NAIROBI – Kinshasa accused Rwanda of using refugees for political purposes on Wednesday, after its neighbour said it would no longer take in people fleeing violence in the Democratic Republic of Congo.
Rwandan President Paul Kagame said Monday that his country ‘cannot keep hosting refugees’ – stoking already high tensions between the two countries.
The spokesman for the Congolese government said the remarks by Rwanda’s President proved that human rights were of no value to him.
He accused Kigali of blackmailing the international community by using refugees for political purposes.
Patrick Muyaya said even though President Kagame had attempted to walk back on his remarks on the subject, he had ‘revealed his true intentions.’
More than 70,000 Congolese have crossed to Rwanda, fleeing a conflict between the government and the M23 rebels, which the international community believes is supported by Rwanda. Kigali denies the claim.
Eastern Congo is scarred by dozens of conflicts, mostly over mineral resources.
Meanwhile, the US announced Thursday it was offering a reward of up to $10m for a man described as the ‘terror mastermind’ of the bloody hotel attack in Kenya four years ago.
It said it is seeking information on Mohamoud Abdi Aden, describing him as a leader of the Somalia-based Al-Shabaab jihadist group that has carried out several deadly attacks in neighbouring Kenya.
The Al-Qaeda affiliated group claimed responsibility for the January 15, 2019 siege on the upmarket DusitD2 hotel compound in the Kenyan capital Nairobi that lasted almost 20 hours.
At least 21 people lost their lives, including a US citizen, and many more were injured. Kenya said at the time that all the assailants had been eliminated.

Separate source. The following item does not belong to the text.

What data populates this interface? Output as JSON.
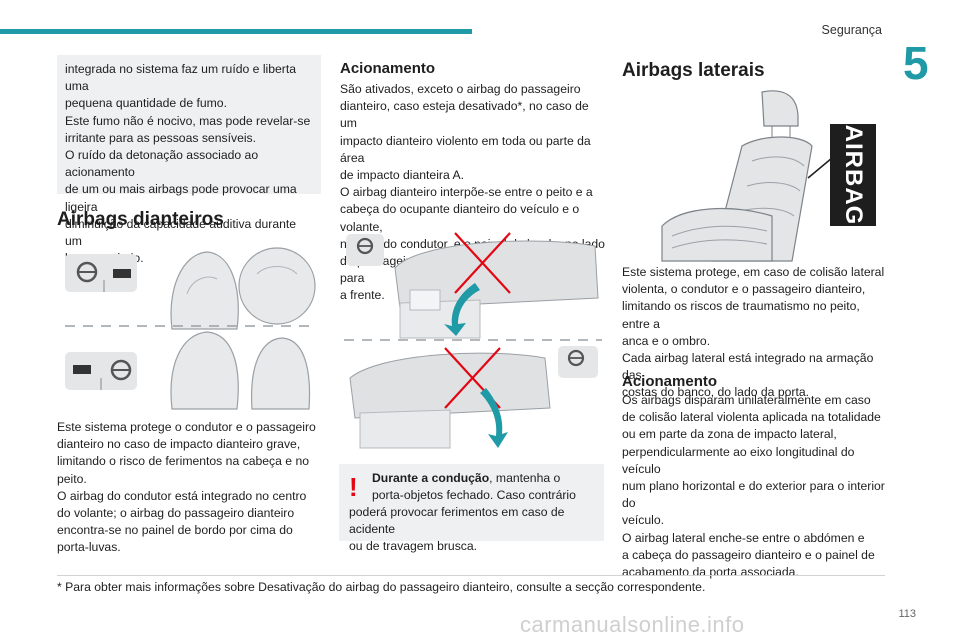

“Mohamoud Abdi Aden, an Al-Shabaab leader, was part of the cell that planned the DusitD2 hotel attack,” the US ambassador to Kenya, Meg Whitman, told reporters in Nairobi.

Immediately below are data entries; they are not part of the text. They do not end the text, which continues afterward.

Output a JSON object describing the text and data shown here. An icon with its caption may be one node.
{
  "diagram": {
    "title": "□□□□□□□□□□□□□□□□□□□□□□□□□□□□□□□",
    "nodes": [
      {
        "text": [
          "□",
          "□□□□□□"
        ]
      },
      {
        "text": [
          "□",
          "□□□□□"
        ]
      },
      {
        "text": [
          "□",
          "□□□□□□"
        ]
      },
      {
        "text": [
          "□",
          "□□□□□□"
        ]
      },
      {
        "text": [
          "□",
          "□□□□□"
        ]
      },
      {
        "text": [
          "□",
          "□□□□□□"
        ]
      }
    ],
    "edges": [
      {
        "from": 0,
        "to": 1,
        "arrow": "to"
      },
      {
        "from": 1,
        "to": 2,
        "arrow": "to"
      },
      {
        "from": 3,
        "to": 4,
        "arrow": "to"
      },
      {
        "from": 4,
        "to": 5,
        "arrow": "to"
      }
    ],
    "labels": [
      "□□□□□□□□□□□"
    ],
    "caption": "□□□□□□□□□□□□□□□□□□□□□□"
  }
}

She said the US was offering a reward of up to $10m for information leading to the arrest of Aden, described by the embassy as a Kenyan national, and others accused of involvement in the hotel siege.
The head of Kenya’s Directorate of Criminal Investigations, Amin Mohamed Ibrahim, described Aden as the ‘terror mastermind’ behind the carnage.
The State Department designated Aden a ‘specially designated global terrorist’ in October last year.
Al-Shabaab has repeatedly targeted Kenya since it sent its army into Somalia in October 2011 to fight the Islamist militant group.
In 2013, Al-Shabaab laid siege to the Westgate shopping mall in Nairobi for four days, leaving 67 people dead.
In 2015, an attack on Garissa University in eastern Kenya killed 148 people, almost all of the students. Many were shot at point-blank range after being identified as Christians.
It was the second bloodiest attack in Kenya’s history, surpassed only by Al-Qaeda’s bombing of the US embassy in Nairobi in 1998 which killed 213 people.
Al-Shabaab, which has been waging a bloody insurgency against Somalia’s fragile central government for 15 years, has been designated a terrorist group by the US since 2008.
In November, Washington said it was increasing its reward to up to $10m apiece for key Al-Shabaab leaders including ‘Emir Ahmed Diriye.